Jumat, 08 April 2011

Diskursus Poligami Wacana Facebookers : Proposal Penelitian

Oleh : Muhammad Ilham (dkk.)

Dalam konteks sosiologi-komunikasi, jejaring sosial internet merupakan salah satu media komunikasi yang juga dapat dijadikan sebagai media komunikasi sosial bagi masyarakat.[1]. Komunikasi sosial merupakan suatu kegiatan komunikasi yang lebih diarahkan kepada pencapaian suatu integrasi sosial. Melalui komunikasi sosial terjadilah aktualisasi dari masalah-masalah yang dibahas. Selain itu kesadaran dan pengetahuan tentang materi yang dibahas makin meluas dan bertambah. Komunikasi sosial adalah sekaligus suatu proses sosialisasi. Melalui komunikasi sosial dicapailah suatu stabilitas sosial, tertib sosial, penerusan nilai-nilai lama dan baru yang diagungkan oleh masyarakat.[3] Dalam konteks ini, maka melalui komunikasi sosial, kesadaran bermasyarakat dipupuk, dibina dan diperluas.
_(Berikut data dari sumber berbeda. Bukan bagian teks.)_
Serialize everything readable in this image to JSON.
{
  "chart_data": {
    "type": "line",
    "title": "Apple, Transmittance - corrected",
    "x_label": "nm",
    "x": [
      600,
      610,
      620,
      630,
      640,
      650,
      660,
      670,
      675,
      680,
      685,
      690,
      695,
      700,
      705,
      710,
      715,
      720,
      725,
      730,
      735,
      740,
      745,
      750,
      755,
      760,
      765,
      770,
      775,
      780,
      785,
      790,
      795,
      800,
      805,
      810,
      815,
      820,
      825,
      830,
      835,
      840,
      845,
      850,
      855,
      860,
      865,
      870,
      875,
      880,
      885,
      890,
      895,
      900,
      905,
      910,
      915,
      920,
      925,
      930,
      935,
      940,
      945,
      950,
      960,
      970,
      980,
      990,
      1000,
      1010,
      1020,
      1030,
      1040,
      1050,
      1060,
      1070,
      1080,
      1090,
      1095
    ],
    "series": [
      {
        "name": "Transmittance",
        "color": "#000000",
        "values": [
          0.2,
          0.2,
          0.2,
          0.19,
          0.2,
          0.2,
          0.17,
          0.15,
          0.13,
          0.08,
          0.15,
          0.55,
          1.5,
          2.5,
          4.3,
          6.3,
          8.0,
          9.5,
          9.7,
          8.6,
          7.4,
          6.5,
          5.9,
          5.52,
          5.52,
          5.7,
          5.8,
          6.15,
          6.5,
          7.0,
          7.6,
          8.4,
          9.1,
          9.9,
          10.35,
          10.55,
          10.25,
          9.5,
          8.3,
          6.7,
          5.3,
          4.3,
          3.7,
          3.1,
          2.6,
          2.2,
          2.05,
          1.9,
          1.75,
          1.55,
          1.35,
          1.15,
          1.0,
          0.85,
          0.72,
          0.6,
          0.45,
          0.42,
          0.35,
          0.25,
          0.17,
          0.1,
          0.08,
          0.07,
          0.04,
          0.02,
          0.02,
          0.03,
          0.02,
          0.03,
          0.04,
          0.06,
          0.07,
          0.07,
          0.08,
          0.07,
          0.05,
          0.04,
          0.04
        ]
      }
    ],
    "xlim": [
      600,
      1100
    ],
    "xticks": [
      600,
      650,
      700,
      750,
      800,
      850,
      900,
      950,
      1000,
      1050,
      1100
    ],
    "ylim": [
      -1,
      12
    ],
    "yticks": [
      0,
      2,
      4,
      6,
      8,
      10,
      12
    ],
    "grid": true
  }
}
Kesadaran tentang berbagai hal dan beragam isu yang terjadi dalam proses relasi ataupun interaksi sosial yang berlangsung ditengah-tengah masyarakat. Penggunaan Facebook sangat terkait sekali dalam komunikasi sosial, dimana dalam hal ini Facebook digunakan sebagai media interaksi dalam berkomunikasi. Facebook merupakan salah satu social software (software sosial) yang banyak dinikmati oleh berbagai kalangan, lintas spasial maupun lintas usia, baik kalangan muda maupun kalangan tua saat ini.[4]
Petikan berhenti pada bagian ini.